THE USE OF FINITE IMPULSE RESPONSE KERNELS FOR IMAGE RESTORATION.

Abstract

This dissertation examines the suitability of Display-Processor (DP) image computers for image enhancement and restoration tasks. Because the major architectural feature of the DP devices is their ability to rapidly evaluate finite impulse response (FIR) convolutions, much of the study focusses on the use of spatial-domain FIR convolutions to approximate Fourier-domain filtering. When the enhancement task requires the evaluation of only a single convolution, it is important that the FIR kernel used to implement the convolution is designed so that the resulting output is a good approximation of the desired output. A Minimum-Mean-Squared-Error design criterion is introduced for the purpose of FIR kernel design and its usefulness is demonstrated by showing some results of its use. If the restoration or enhancement task requires multiple convolutions in an iterative algorithm, it is important to understand how the truncation of the kernel to a finite region of support will affect the convergence properties of an algorithm and the output of the iterative sequence. These questions are examined for a limited class of nonlinear restoration algorithms.

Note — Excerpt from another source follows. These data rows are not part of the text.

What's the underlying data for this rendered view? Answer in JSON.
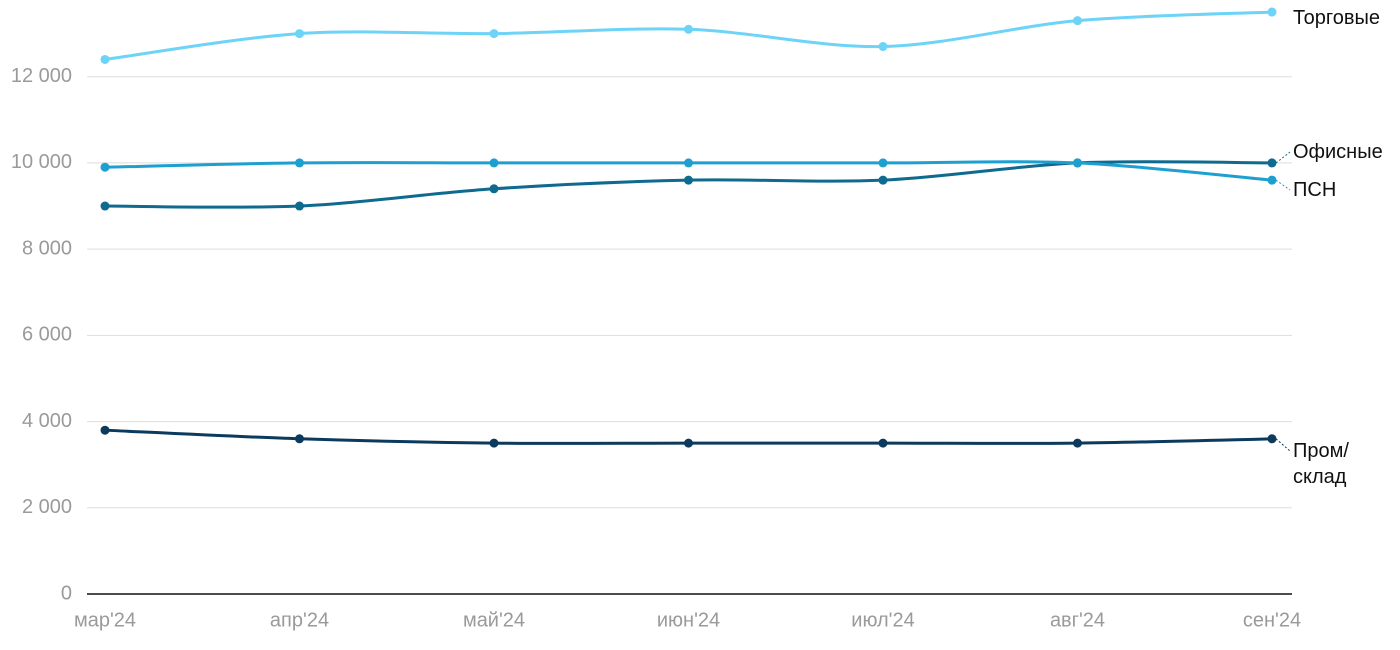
{
  "chart_data": {
    "type": "line",
    "categories": [
      "мар'24",
      "апр'24",
      "май'24",
      "июн'24",
      "июл'24",
      "авг'24",
      "сен'24"
    ],
    "series": [
      {
        "name": "Торговые",
        "color": "#6dd3f7",
        "values": [
          12400,
          13000,
          13000,
          13100,
          12700,
          13300,
          13500
        ]
      },
      {
        "name": "Офисные",
        "color": "#0e6a8e",
        "values": [
          9000,
          9000,
          9400,
          9600,
          9600,
          10000,
          10000
        ]
      },
      {
        "name": "ПСН",
        "color": "#1d9fd0",
        "values": [
          9900,
          10000,
          10000,
          10000,
          10000,
          10000,
          9600
        ]
      },
      {
        "name": "Пром/ склад",
        "color": "#0b3a5c",
        "values": [
          3800,
          3600,
          3500,
          3500,
          3500,
          3500,
          3600
        ]
      }
    ],
    "ylim": [
      0,
      14000
    ],
    "yticks": [
      0,
      {
        "value": 2000,
        "label": "2 000"
      },
      {
        "value": 4000,
        "label": "4 000"
      },
      {
        "value": 6000,
        "label": "6 000"
      },
      {
        "value": 8000,
        "label": "8 000"
      },
      {
        "value": 10000,
        "label": "10 000"
      },
      {
        "value": 12000,
        "label": "12 000"
      }
    ],
    "grid": true
  }
}
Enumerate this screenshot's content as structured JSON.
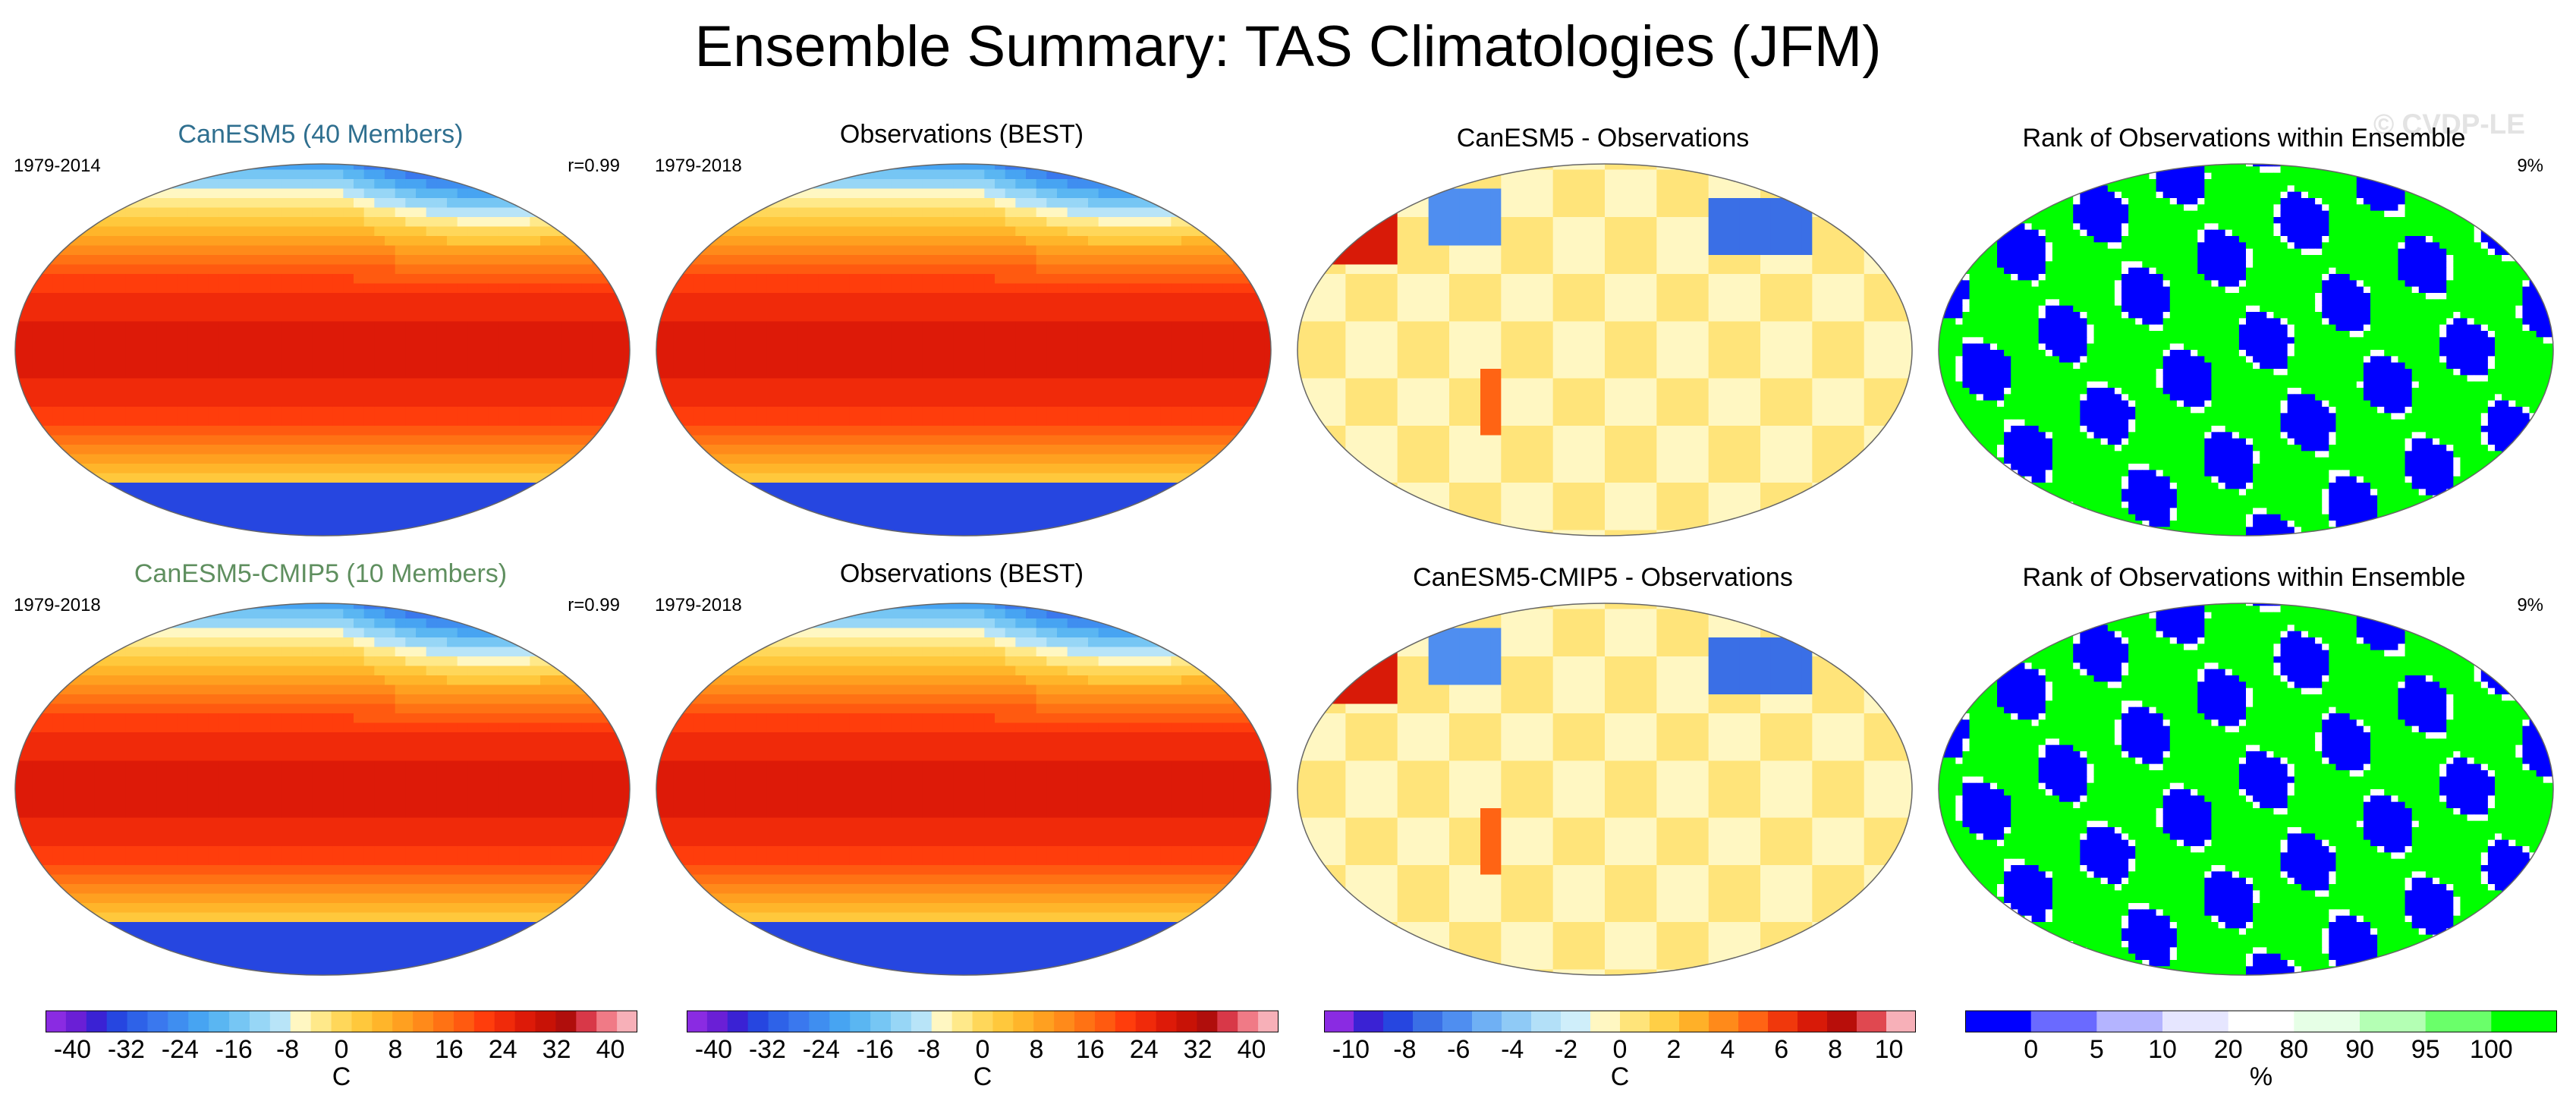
{
  "figure_title": "Ensemble Summary: TAS Climatologies (JFM)",
  "watermark": "© CVDP-LE",
  "panels": [
    {
      "title": "CanESM5 (40 Members)",
      "title_color": "#2f6f8f",
      "years": "1979-2014",
      "corr": "r=0.99",
      "kind": "clim"
    },
    {
      "title": "Observations (BEST)",
      "title_color": "#000000",
      "years": "1979-2018",
      "corr": "",
      "kind": "clim"
    },
    {
      "title": "CanESM5 - Observations",
      "title_color": "#000000",
      "years": "",
      "corr": "",
      "kind": "diff"
    },
    {
      "title": "Rank of Observations within Ensemble",
      "title_color": "#000000",
      "years": "",
      "corr": "9%",
      "kind": "rank"
    },
    {
      "title": "CanESM5-CMIP5 (10 Members)",
      "title_color": "#5f8f5f",
      "years": "1979-2018",
      "corr": "r=0.99",
      "kind": "clim"
    },
    {
      "title": "Observations (BEST)",
      "title_color": "#000000",
      "years": "1979-2018",
      "corr": "",
      "kind": "clim"
    },
    {
      "title": "CanESM5-CMIP5 - Observations",
      "title_color": "#000000",
      "years": "",
      "corr": "",
      "kind": "diff"
    },
    {
      "title": "Rank of Observations within Ensemble",
      "title_color": "#000000",
      "years": "",
      "corr": "9%",
      "kind": "rank"
    }
  ],
  "chart_data": [
    {
      "type": "heatmap",
      "name": "colorbar-climatology-1",
      "unit": "C",
      "range": [
        -44,
        44
      ],
      "tick_labels": [
        "-40",
        "-32",
        "-24",
        "-16",
        "-8",
        "0",
        "8",
        "16",
        "24",
        "32",
        "40"
      ],
      "colors": [
        "#8a2be2",
        "#6a1fd6",
        "#3a22d4",
        "#2646e0",
        "#2e62e8",
        "#3a78ee",
        "#3f8ef0",
        "#47a4f2",
        "#5ab6f2",
        "#76c6f4",
        "#97d6f6",
        "#b8e4f8",
        "#fff7c2",
        "#ffe98a",
        "#ffd75a",
        "#ffc83c",
        "#ffb52a",
        "#ffa020",
        "#ff8a1a",
        "#ff7214",
        "#ff5a10",
        "#ff3d0c",
        "#f02a0a",
        "#dd1a08",
        "#c81206",
        "#b00e0c",
        "#d83848",
        "#f07a86",
        "#f7b0b8"
      ]
    },
    {
      "type": "heatmap",
      "name": "colorbar-climatology-2",
      "unit": "C",
      "range": [
        -44,
        44
      ],
      "tick_labels": [
        "-40",
        "-32",
        "-24",
        "-16",
        "-8",
        "0",
        "8",
        "16",
        "24",
        "32",
        "40"
      ],
      "colors": [
        "#8a2be2",
        "#6a1fd6",
        "#3a22d4",
        "#2646e0",
        "#2e62e8",
        "#3a78ee",
        "#3f8ef0",
        "#47a4f2",
        "#5ab6f2",
        "#76c6f4",
        "#97d6f6",
        "#b8e4f8",
        "#fff7c2",
        "#ffe98a",
        "#ffd75a",
        "#ffc83c",
        "#ffb52a",
        "#ffa020",
        "#ff8a1a",
        "#ff7214",
        "#ff5a10",
        "#ff3d0c",
        "#f02a0a",
        "#dd1a08",
        "#c81206",
        "#b00e0c",
        "#d83848",
        "#f07a86",
        "#f7b0b8"
      ]
    },
    {
      "type": "heatmap",
      "name": "colorbar-difference",
      "unit": "C",
      "range": [
        -11,
        11
      ],
      "tick_labels": [
        "-10",
        "-8",
        "-6",
        "-4",
        "-2",
        "0",
        "2",
        "4",
        "6",
        "8",
        "10"
      ],
      "colors": [
        "#8a2be2",
        "#3a22d4",
        "#2646e0",
        "#3a6fe6",
        "#4f8ef0",
        "#6fb0f4",
        "#8fcaf6",
        "#b3e0f8",
        "#cfeefa",
        "#fff7c2",
        "#ffe47a",
        "#ffcf46",
        "#ffb028",
        "#ff8a1a",
        "#ff6414",
        "#f0380c",
        "#d81a08",
        "#b80e0a",
        "#e04850",
        "#f7b0b8"
      ]
    },
    {
      "type": "heatmap",
      "name": "colorbar-rank",
      "unit": "%",
      "tick_labels": [
        "0",
        "5",
        "10",
        "20",
        "80",
        "90",
        "95",
        "100"
      ],
      "colors": [
        "#0000ff",
        "#6a6aff",
        "#b4b4ff",
        "#e6e6ff",
        "#ffffff",
        "#e6ffe6",
        "#b4ffb4",
        "#6aff6a",
        "#00ff00"
      ]
    }
  ]
}
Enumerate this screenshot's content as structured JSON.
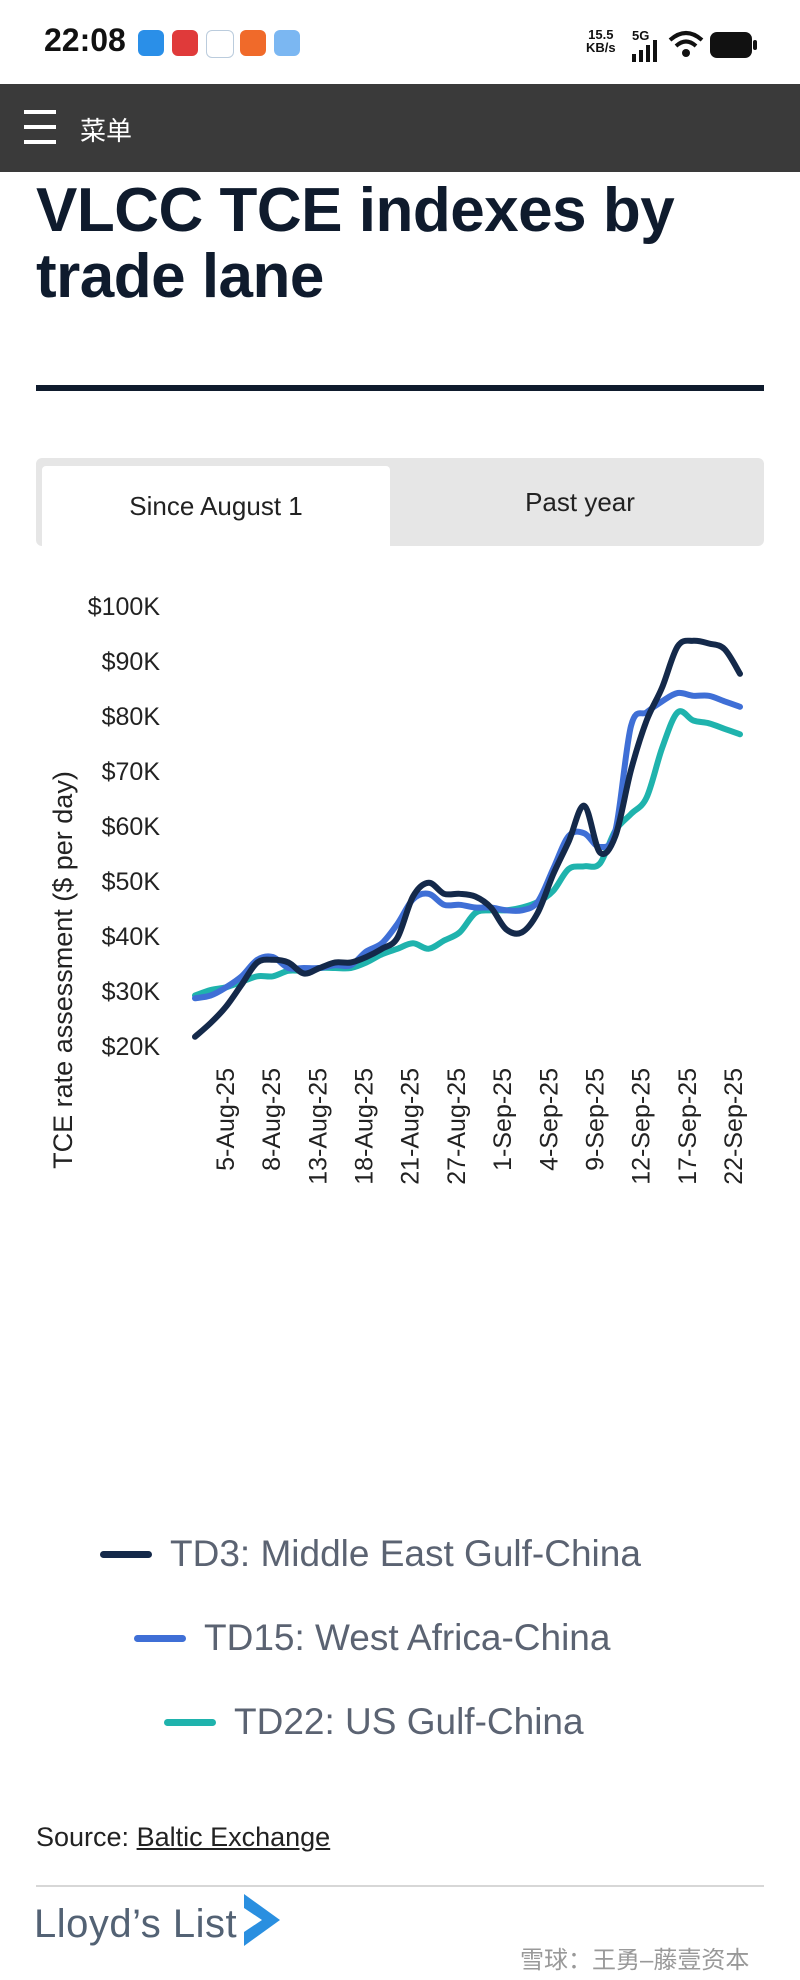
{
  "status_bar": {
    "time": "22:08",
    "speed": "15.5",
    "speed_unit": "KB/s",
    "network": "5G"
  },
  "header": {
    "menu_label": "菜单"
  },
  "article": {
    "title": "VLCC TCE indexes by trade lane"
  },
  "tabs": [
    {
      "label": "Since August 1",
      "active": true
    },
    {
      "label": "Past year",
      "active": false
    }
  ],
  "chart_data": {
    "type": "line",
    "title": "VLCC TCE indexes by trade lane",
    "ylabel": "TCE rate assessment ($ per day)",
    "xlabel": "",
    "ylim": [
      20000,
      100000
    ],
    "y_ticks": [
      {
        "value": 100000,
        "label": "$100K"
      },
      {
        "value": 90000,
        "label": "$90K"
      },
      {
        "value": 80000,
        "label": "$80K"
      },
      {
        "value": 70000,
        "label": "$70K"
      },
      {
        "value": 60000,
        "label": "$60K"
      },
      {
        "value": 50000,
        "label": "$50K"
      },
      {
        "value": 40000,
        "label": "$40K"
      },
      {
        "value": 30000,
        "label": "$30K"
      },
      {
        "value": 20000,
        "label": "$20K"
      }
    ],
    "x_tick_labels": [
      "5-Aug-25",
      "8-Aug-25",
      "13-Aug-25",
      "18-Aug-25",
      "21-Aug-25",
      "27-Aug-25",
      "1-Sep-25",
      "4-Sep-25",
      "9-Sep-25",
      "12-Sep-25",
      "17-Sep-25",
      "22-Sep-25"
    ],
    "grid": false,
    "legend_position": "bottom",
    "series": [
      {
        "name": "TD3: Middle East Gulf-China",
        "color": "#14294a",
        "values": [
          21500,
          24000,
          27000,
          31000,
          35000,
          35500,
          35000,
          33000,
          34000,
          35000,
          35000,
          36000,
          37500,
          39500,
          47000,
          49500,
          47500,
          47500,
          47000,
          45000,
          41000,
          40500,
          44000,
          51000,
          57000,
          63500,
          55000,
          58000,
          70000,
          79000,
          85000,
          92500,
          93500,
          93000,
          92000,
          87500
        ]
      },
      {
        "name": "TD15: West Africa-China",
        "color": "#3f6fd6",
        "values": [
          28500,
          29000,
          30500,
          32500,
          35500,
          36000,
          34000,
          34000,
          34000,
          34500,
          34500,
          37000,
          38500,
          42000,
          46500,
          47500,
          45500,
          45500,
          45000,
          45000,
          44500,
          44500,
          46000,
          52000,
          58000,
          58500,
          56000,
          59000,
          78000,
          80500,
          82500,
          84000,
          83500,
          83500,
          82500,
          81500
        ]
      },
      {
        "name": "TD22: US Gulf-China",
        "color": "#1fb3ad",
        "values": [
          29000,
          30000,
          30500,
          31500,
          32500,
          32500,
          33500,
          33500,
          34000,
          34000,
          34000,
          35000,
          36500,
          37500,
          38500,
          37500,
          39000,
          40500,
          44000,
          44500,
          44500,
          45000,
          46000,
          48000,
          52000,
          52500,
          53000,
          59000,
          62000,
          65000,
          74000,
          80500,
          79000,
          78500,
          77500,
          76500
        ]
      }
    ]
  },
  "source": {
    "label": "Source:",
    "link_text": "Baltic Exchange"
  },
  "footer": {
    "logo_text": "Lloyd’s List",
    "watermark": "雪球：王勇–藤壹资本"
  },
  "colors": {
    "navbar": "#3a3a3a",
    "title": "#0f1b2d",
    "accent_dark": "#14294a",
    "accent_blue": "#3f6fd6",
    "accent_teal": "#1fb3ad"
  }
}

Because FIR convolutions are most efficiently performed on computing machines that have limited precision and are usually limited to performing fixed-point arithmetic, the dissertation also examines the effects of roundoff error on output images that have been computed using fixed point math. The number of bits that are needed to represent the data during a computation is algorithm dependent, but for a limited class of algorithms, it is shown that 12 bits are sufficient. Finally, those architectural features in a DP that are necessary for useful enhancement and restoration operations are identified.